Thursday 25 May 2017

C# - Comparing strings of different encodings



Using C#, I fetch a TextBox.Text value from an .ascx page. When I compare the equality of the value to a regular string object inside a LINQ-query, it always returns false.



I have come to the conclusion that they are differently encoded, but have so far had no luck in converting or comparing them.



docname = "Testdoc 1.docx"; //regular string created in C#

fetchedVal = ((TextBox)e.Item.FindControl("txtSelectedDocs")).Text; //UTF-8


The above two strings are identical when represented as literals, but comparing the byte[] they are obviously different due to the encoding.



I've tried alot of different things, such as:



System.Text.Encoding.Default.GetString(utf8.GetBytes(fetchedVal));



but that will return the value "Testdoc 1.docx".



If I instead try



System.Text.Encoding.Default.GetString(System.Text.Encoding.Default.GetBytes(fetchedVal));


it returns "Testdoc 1.docx" but an Equals()-check still returns false.



I have also tried the following, which seem to be the recommended approach, but with no luck:




byte[] utf8Bytes = Encoding.UTF8.GetBytes(fetchedVal);
byte[] unicodeBytes = Encoding.Convert(Encoding.UTF8, Encoding.Unicode, utf8Bytes);
string fetchedValConverted = Encoding.Unicode.GetString(unicodeBytes);


The culprit appears to be the whitespace, because when examining the byte sequence it's always the seventh byte that differs.

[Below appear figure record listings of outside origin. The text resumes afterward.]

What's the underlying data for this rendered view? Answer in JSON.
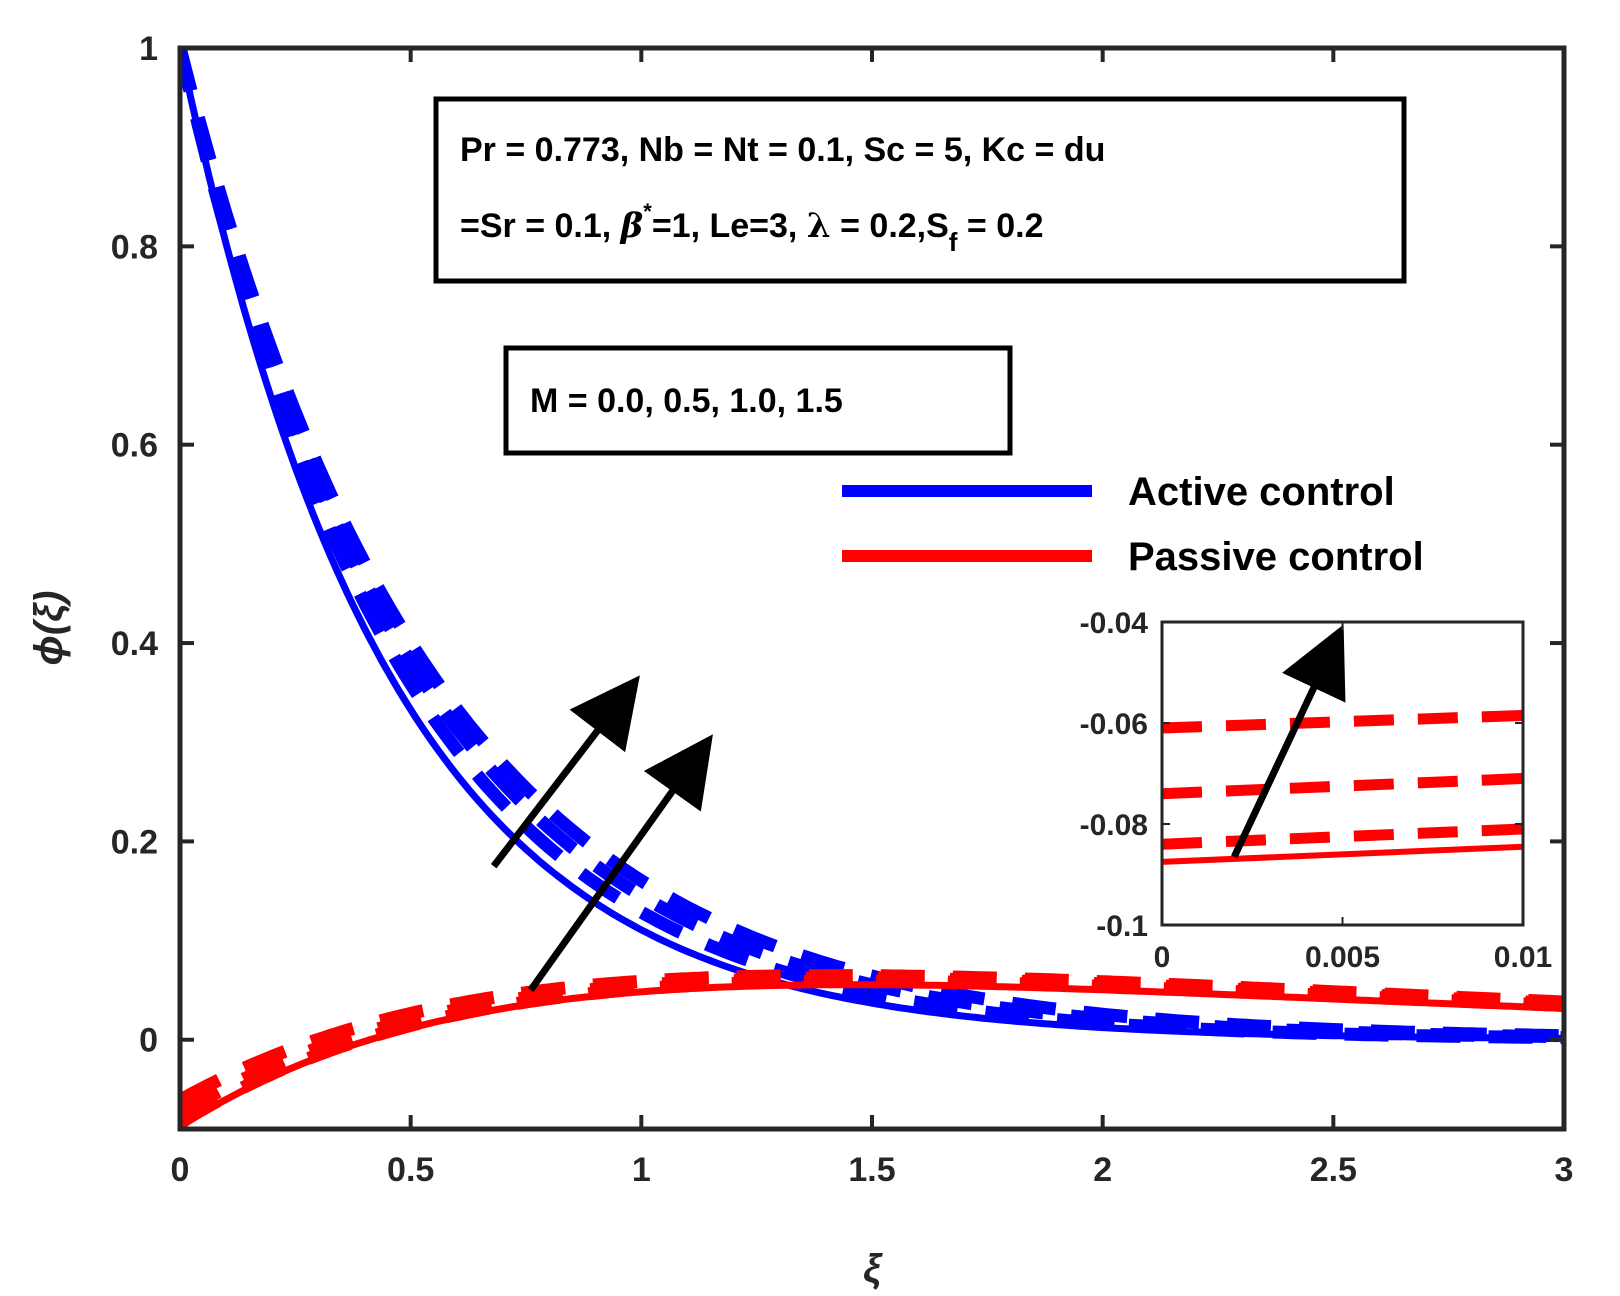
{
  "chart_data": {
    "type": "line",
    "xlabel": "ξ",
    "ylabel": "ϕ(ξ)",
    "xlim": [
      0,
      3
    ],
    "ylim": [
      -0.09,
      1
    ],
    "xticks": [
      0,
      0.5,
      1,
      1.5,
      2,
      2.5,
      3
    ],
    "xtick_labels": [
      "0",
      "0.5",
      "1",
      "1.5",
      "2",
      "2.5",
      "3"
    ],
    "yticks": [
      0,
      0.2,
      0.4,
      0.6,
      0.8,
      1
    ],
    "ytick_labels": [
      "0",
      "0.2",
      "0.4",
      "0.6",
      "0.8",
      "1"
    ],
    "parameter_box": {
      "line1": "Pr = 0.773, Nb = Nt = 0.1, Sc = 5, Kc = du",
      "line2_a": "=Sr = 0.1, ",
      "beta_symbol": "β",
      "beta_sup": "*",
      "line2_b": "=1, Le=3, ",
      "lambda_symbol": "λ",
      "line2_c": " = 0.2,S",
      "sf_sub": "f",
      "line2_d": " = 0.2"
    },
    "m_box": "M = 0.0, 0.5, 1.0, 1.5",
    "legend": [
      {
        "label": "Active control",
        "color": "#0000ff"
      },
      {
        "label": "Passive control",
        "color": "#ff0000"
      }
    ],
    "series": [
      {
        "name": "Active control, M = 0.0",
        "group": "active",
        "style": "solid",
        "y0": 1.0,
        "decay": 2.2
      },
      {
        "name": "Active control, M = 0.5",
        "group": "active",
        "style": "dashed",
        "y0": 1.0,
        "decay": 2.05
      },
      {
        "name": "Active control, M = 1.0",
        "group": "active",
        "style": "dashed",
        "y0": 1.0,
        "decay": 1.93
      },
      {
        "name": "Active control, M = 1.5",
        "group": "active",
        "style": "dashed",
        "y0": 1.0,
        "decay": 1.83
      },
      {
        "name": "Passive control, M = 0.0",
        "group": "passive",
        "style": "solid",
        "y0": -0.0875,
        "peak_x": 1.05,
        "peak_y": 0.05
      },
      {
        "name": "Passive control, M = 0.5",
        "group": "passive",
        "style": "dashed",
        "y0": -0.084,
        "peak_x": 1.08,
        "peak_y": 0.054
      },
      {
        "name": "Passive control, M = 1.0",
        "group": "passive",
        "style": "dashed",
        "y0": -0.074,
        "peak_x": 1.1,
        "peak_y": 0.058
      },
      {
        "name": "Passive control, M = 1.5",
        "group": "passive",
        "style": "dashed",
        "y0": -0.061,
        "peak_x": 1.12,
        "peak_y": 0.062
      }
    ],
    "arrows": [
      {
        "from": [
          0.68,
          0.175
        ],
        "to": [
          0.96,
          0.345
        ]
      },
      {
        "from": [
          0.76,
          0.05
        ],
        "to": [
          1.12,
          0.285
        ]
      }
    ],
    "inset": {
      "xlim": [
        0,
        0.01
      ],
      "ylim": [
        -0.1,
        -0.04
      ],
      "xticks": [
        0,
        0.005,
        0.01
      ],
      "xtick_labels": [
        "0",
        "0.005",
        "0.01"
      ],
      "yticks": [
        -0.1,
        -0.08,
        -0.06,
        -0.04
      ],
      "ytick_labels": [
        "-0.1",
        "-0.08",
        "-0.06",
        "-0.04"
      ],
      "series": [
        {
          "name": "Passive control, M = 0.0",
          "style": "solid",
          "x": [
            0,
            0.01
          ],
          "y": [
            -0.0875,
            -0.0845
          ]
        },
        {
          "name": "Passive control, M = 0.5",
          "style": "dashed",
          "x": [
            0,
            0.01
          ],
          "y": [
            -0.084,
            -0.081
          ]
        },
        {
          "name": "Passive control, M = 1.0",
          "style": "dashed",
          "x": [
            0,
            0.01
          ],
          "y": [
            -0.074,
            -0.071
          ]
        },
        {
          "name": "Passive control, M = 1.5",
          "style": "dashed",
          "x": [
            0,
            0.01
          ],
          "y": [
            -0.061,
            -0.0585
          ]
        }
      ],
      "arrow": {
        "from": [
          0.002,
          -0.0865
        ],
        "to": [
          0.0047,
          -0.0455
        ]
      }
    }
  }
}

How do you properly convert from UTF-8 to default string encoding in C#?


Answer




Strings don't have encodings or byte arrays. Encodings only come into play when you convert a string into a byte array; you can only do that by specifying which encoding to use to pick bytes.



It sounds like you actually simply have different characters in your strings. You might have an invisible character in one of them, or they might have different characters that look the same.



To find out, look at the Unicode codepoint values of each character in each string (eg, (int) str[0]).